Teradata Parallel Transport API is usually the most performant solution which offers high throughput and minimum latency. Use it if you need to ingest tens of thousands of rows per second and if you are comfortable using C language.
Use the Teradata database drivers when the number of events is in thousands per second. Consider using the Fastload protocol that is available in the most popular drivers e.g. JDBC, Python.
If you don't want to manage the dependency on the driver libraries, use Query Service. Since Query Service uses the regular driver protocol to communicate to the database, the throughput of this solution is similar to the throughput offered by database drivers such as JDBC. If you are a vendor and are looking to integrate your product with Teradata, please be aware that not all Teradata customers have Query Service enabled in their sites.
If your solution can accept higher latency, a good option is to stream events to object storage and then read the data using NOS. This solution usually requires the least amount of effort.

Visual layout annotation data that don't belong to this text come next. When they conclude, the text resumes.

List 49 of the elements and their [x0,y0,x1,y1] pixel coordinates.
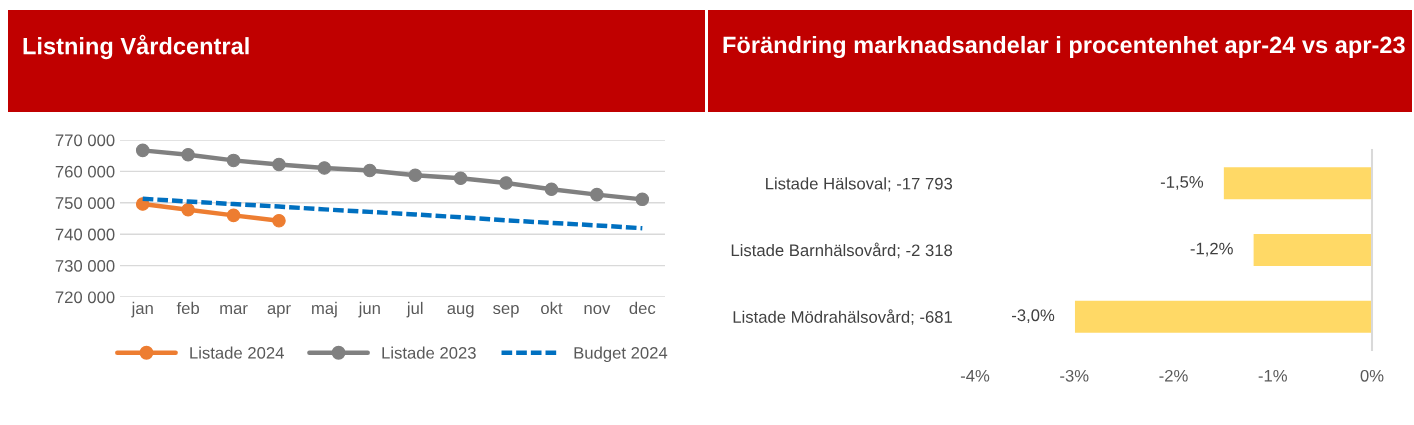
point [317,161,332,175]
legend-label: Listade 2024 [190,346,284,359]
point [135,143,150,158]
point [226,153,241,168]
x-tick-label: -3% [1060,369,1089,382]
x-tick-label: mar [220,304,248,315]
data-label: -3,0% [1012,309,1055,324]
y-tick-label: Listade Barnhälsovård; -2 318 [731,242,953,259]
x-tick-label: feb [176,301,200,315]
legend-label: Listade 2023 [382,346,476,359]
x-tick-label: 0% [1360,369,1384,382]
point [272,213,286,228]
point [590,187,604,202]
x-tick-label: jun [358,301,380,318]
x-tick-label: okt [541,301,563,315]
legend-label: Budget 2024 [574,346,668,363]
x-tick-label: -2% [1159,369,1188,382]
y-tick-label: 720 000 [55,291,115,304]
point [544,182,559,197]
point [453,171,468,186]
y-tick-label: 740 000 [55,228,115,241]
data-label: -1,5% [1160,176,1204,190]
point [635,192,650,207]
chart-title: Förändring marknadsandelar i procentenhet apr-24 vs apr-23 [723,35,1405,59]
x-tick-label: -4% [960,369,990,382]
point [363,163,377,178]
x-tick-label: maj [312,301,337,318]
y-tick-label: 770 000 [55,134,115,147]
x-tick-label: jan [131,301,153,318]
y-tick-label: Listade Mödrahälsovård; -681 [733,309,952,325]
y-tick-label: 760 000 [55,165,115,178]
data-label: -1,2% [1190,242,1233,257]
x-tick-label: dec [629,301,656,315]
y-tick-label: 750 000 [55,197,115,209]
x-tick-label: -1% [1258,369,1287,382]
x-tick-label: sep [493,304,519,318]
x-tick-label: aug [447,304,474,318]
chart-title: Listning Vårdcentral [23,34,249,60]
x-tick-label: jul [406,301,423,318]
point [181,202,195,217]
point [408,168,422,182]
y-tick-label: Listade Hälsoval; -17 793 [766,177,953,192]
point [499,176,513,190]
point [181,147,195,162]
x-tick-label: nov [584,304,611,315]
point [226,208,241,223]
y-tick-label: 730 000 [55,260,115,272]
point [272,157,286,172]
x-tick-label: apr [267,304,291,318]
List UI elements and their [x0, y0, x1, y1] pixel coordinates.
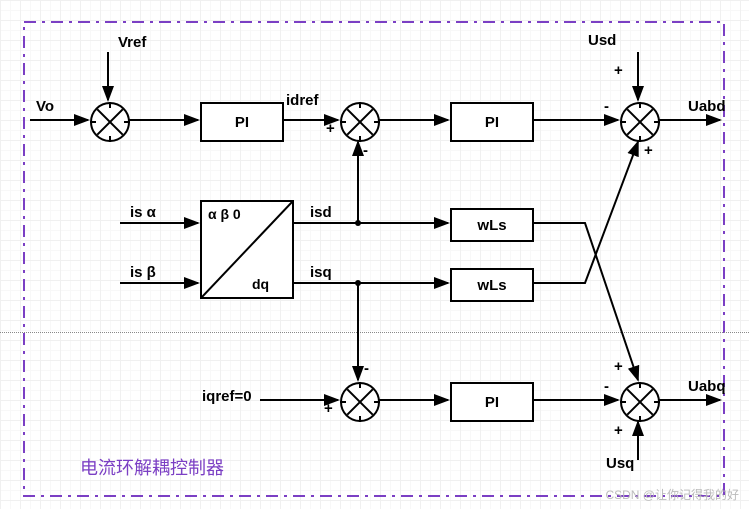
- label-idref: idref: [286, 92, 319, 109]
- summer-idref-isd: [340, 102, 380, 142]
- wls-block-1: wLs: [450, 208, 534, 242]
- label-is-beta: is β: [130, 264, 156, 281]
- sign-sum2-left: +: [326, 120, 335, 137]
- sign-sum5-left: -: [604, 378, 609, 395]
- diagram-canvas: PI PI wLs wLs PI α β 0 dq Vref Vo idref …: [0, 0, 749, 509]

Ingest data from object storage
Available solutions:
Teradata NOS is the recommended option for ingesting data from object storage. NOS can leverage all Teradata nodes to perform parallel ingestion, making it suitable for scalable data movement from cloud object stores. Teradata Parallel Transporter (TPT) runs on the client side and can be used when NOS cannot connect to object storage.
Ingest data from local files
Available solutions:
TPT is the recommended option to load data from local files. TPT is optimized for scalability and parallelism, thus it has the best throughput of all available options. BTEQ can be used when an ingestion process requires scripting. It also makes sense to continue using BTEQ if all your other ingestion pipelines run in BTEQ.
Ingest data from SaaS applications
Available solutions:
- Multiple 3rd party tools such as Airbyte, Precog, Nexla, Fivetran
- Export from SaaS apps to local files and then ingest using Teradata Parallel Transporter (TPT)
- Export from SaaS apps to object storage and then ingest using Teradata Native Object Store (NOS).
3rd party tools are usually a better option to move data from SaaS applications to Teradata. They offer broad support for data sources and eliminate the need to manage intermediate steps such as exporting and storing exported datasets.
Use data stored in other databases for unified query processing
Available solutions:
- Teradata Fabric
- Export from other databases to local files and then ingest using Teradata Parallel Transporter (TPT)
- Export from other databases to object storage and then ingest using Teradata Native Object Store (NOS).
Teradata Fabric is the recommended option to move limited quantities of data between different systems/platforms. This includes movement within Teradata instances, Apache Spark, Oracle, Presto, etc. It is especially suited to situations when what needs to be synced is described by complex conditions that can be expressed in SQL.
Summary
In this article, we explored various data ingestion use cases, provided a list of available tools for each use case, and identified the recommended options for different scenarios.